When the reason is finally revealed, it’s pathetically insubstantial and can be boiled down to: because plot. The Doctor doesn’t travel with immortals. Um. Awesome Romana, anyone?

The Doctor also continues to call her “Ashildr, daughter of Einarr”, despite her frequent assertions that she wants to be known as “Me”, that is, nobody’s daughter, self-named and self-identified. (Einarr, we note, is a man she hasn’t seen for the aforesaid 1000 years. How is he relevant to her identity, exactly?) The episode ends with her agreeing to become a sort of cosmic housekeeper for him: cleaning up the mess he makes whenever he lands on Earth. We have gone from a woman who lived her own life to a woman whose life, whose very purpose, revolves around a man. You want to see the galaxy? Your place is at home, woman, wearing the name your father gave you!

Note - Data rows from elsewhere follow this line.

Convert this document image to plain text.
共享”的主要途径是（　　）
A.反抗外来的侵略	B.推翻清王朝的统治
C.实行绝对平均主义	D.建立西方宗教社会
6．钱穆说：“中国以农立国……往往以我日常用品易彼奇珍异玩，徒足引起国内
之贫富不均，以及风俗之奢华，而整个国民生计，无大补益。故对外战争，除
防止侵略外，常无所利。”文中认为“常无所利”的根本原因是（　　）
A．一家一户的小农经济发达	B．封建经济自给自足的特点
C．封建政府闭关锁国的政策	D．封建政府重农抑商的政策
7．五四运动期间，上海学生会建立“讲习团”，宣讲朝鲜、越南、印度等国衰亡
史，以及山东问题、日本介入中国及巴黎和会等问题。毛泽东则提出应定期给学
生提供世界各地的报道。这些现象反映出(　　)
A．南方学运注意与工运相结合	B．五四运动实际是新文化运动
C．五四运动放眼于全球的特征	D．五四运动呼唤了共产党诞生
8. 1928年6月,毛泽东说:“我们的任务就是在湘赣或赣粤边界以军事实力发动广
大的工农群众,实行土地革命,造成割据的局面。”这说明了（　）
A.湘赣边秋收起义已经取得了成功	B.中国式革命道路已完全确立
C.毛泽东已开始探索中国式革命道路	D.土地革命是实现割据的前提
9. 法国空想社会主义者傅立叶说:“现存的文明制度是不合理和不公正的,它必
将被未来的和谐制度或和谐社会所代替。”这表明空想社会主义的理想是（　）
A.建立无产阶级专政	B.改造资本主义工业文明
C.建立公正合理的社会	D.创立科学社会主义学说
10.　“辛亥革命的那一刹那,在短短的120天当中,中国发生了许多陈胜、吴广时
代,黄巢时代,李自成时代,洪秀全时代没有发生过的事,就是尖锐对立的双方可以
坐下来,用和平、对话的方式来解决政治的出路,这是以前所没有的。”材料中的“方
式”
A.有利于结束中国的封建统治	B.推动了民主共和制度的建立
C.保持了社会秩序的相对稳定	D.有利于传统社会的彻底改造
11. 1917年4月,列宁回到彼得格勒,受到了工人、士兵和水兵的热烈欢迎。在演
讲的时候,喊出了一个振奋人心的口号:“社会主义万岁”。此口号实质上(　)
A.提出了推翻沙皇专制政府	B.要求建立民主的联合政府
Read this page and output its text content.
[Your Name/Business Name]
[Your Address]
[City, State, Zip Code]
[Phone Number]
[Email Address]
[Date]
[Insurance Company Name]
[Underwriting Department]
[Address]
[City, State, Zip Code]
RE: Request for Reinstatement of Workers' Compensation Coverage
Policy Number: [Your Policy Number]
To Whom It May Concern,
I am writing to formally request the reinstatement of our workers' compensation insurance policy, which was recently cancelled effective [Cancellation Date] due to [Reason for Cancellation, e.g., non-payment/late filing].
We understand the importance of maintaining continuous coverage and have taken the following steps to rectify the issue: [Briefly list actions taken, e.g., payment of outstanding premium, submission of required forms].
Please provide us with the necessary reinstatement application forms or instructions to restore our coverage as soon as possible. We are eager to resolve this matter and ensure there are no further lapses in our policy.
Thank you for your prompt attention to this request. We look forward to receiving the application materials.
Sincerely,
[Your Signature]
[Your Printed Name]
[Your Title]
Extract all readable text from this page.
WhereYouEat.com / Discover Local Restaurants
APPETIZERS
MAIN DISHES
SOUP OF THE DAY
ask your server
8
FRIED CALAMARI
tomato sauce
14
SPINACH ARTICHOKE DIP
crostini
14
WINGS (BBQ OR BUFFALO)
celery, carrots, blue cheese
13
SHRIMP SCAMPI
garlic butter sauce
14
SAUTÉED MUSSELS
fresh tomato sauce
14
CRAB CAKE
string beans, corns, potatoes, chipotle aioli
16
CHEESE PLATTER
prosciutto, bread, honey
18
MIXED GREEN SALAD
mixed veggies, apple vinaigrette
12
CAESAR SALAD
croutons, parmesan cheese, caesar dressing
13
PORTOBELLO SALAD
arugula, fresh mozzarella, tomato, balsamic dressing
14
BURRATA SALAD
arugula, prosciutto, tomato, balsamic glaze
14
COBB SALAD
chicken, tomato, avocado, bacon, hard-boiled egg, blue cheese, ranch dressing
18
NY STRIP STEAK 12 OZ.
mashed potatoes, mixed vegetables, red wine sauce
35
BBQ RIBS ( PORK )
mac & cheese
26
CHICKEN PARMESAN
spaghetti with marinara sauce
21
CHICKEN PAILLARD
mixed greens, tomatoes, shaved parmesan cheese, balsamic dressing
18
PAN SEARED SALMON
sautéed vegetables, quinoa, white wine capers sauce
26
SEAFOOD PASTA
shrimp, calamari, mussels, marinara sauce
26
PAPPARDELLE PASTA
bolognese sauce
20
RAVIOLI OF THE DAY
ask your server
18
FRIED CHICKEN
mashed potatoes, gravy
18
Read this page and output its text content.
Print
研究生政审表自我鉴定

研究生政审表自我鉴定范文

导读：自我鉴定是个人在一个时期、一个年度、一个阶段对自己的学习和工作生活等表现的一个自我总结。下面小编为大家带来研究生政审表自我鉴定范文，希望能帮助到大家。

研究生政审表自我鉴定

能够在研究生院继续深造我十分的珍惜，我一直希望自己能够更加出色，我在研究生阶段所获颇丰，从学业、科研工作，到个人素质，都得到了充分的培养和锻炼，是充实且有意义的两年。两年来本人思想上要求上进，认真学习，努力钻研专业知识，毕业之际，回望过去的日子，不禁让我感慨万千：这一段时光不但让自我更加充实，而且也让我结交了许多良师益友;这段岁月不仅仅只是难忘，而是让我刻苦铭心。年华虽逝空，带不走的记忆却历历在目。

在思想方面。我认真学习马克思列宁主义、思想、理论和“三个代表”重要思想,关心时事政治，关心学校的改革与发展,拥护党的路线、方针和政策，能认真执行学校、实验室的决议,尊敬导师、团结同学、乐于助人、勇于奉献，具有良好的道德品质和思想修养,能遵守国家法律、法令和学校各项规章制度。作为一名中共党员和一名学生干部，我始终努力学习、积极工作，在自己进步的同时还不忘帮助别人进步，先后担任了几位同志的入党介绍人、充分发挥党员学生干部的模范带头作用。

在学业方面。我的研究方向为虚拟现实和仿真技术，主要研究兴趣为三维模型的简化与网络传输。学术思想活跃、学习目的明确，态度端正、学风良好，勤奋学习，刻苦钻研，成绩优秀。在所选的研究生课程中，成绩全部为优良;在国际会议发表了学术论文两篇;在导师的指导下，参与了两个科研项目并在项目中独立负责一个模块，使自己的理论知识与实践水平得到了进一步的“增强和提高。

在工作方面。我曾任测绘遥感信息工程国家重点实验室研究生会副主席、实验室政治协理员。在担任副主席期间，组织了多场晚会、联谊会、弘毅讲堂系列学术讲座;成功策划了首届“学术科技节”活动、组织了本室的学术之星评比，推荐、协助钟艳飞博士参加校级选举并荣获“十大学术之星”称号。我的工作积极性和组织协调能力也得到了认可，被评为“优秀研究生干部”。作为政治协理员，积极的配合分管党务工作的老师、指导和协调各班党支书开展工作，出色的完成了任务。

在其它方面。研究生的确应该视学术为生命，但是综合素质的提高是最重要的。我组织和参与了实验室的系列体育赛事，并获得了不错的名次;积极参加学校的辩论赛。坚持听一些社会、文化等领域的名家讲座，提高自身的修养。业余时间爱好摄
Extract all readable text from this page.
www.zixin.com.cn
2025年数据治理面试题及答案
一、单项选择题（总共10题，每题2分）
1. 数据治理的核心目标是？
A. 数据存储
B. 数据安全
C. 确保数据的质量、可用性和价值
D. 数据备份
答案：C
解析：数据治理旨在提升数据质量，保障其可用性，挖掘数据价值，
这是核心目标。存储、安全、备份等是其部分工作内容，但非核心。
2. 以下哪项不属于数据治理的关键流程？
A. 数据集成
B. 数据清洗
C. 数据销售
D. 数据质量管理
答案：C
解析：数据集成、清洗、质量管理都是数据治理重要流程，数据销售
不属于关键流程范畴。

Anyone still think Ashildr is feminist?

None of this is helped by the casting of Maisie Williams as Lady Me. Williams made a decent Arya in Game of Thrones, but she doesn’t have the maturity or the presence to play an immortal. She looks and acts like a 15-year-old throughout the episode, which of course makes it all the easier for the show, and for us, to dismiss her as immature and mistaken, while the 57-year-old white man Capaldi speaks the wise, wise truth. It was a mistake, I think, to write Clara out of the episode; it would have been a much less problematic narrative if we’d seen Clara and Lady Me interacting, instead of the Doctor handing out directives and refusing to answer any of his equal’s questions.

Did I just say I wanted Clara back? Lordy, things must have been bad.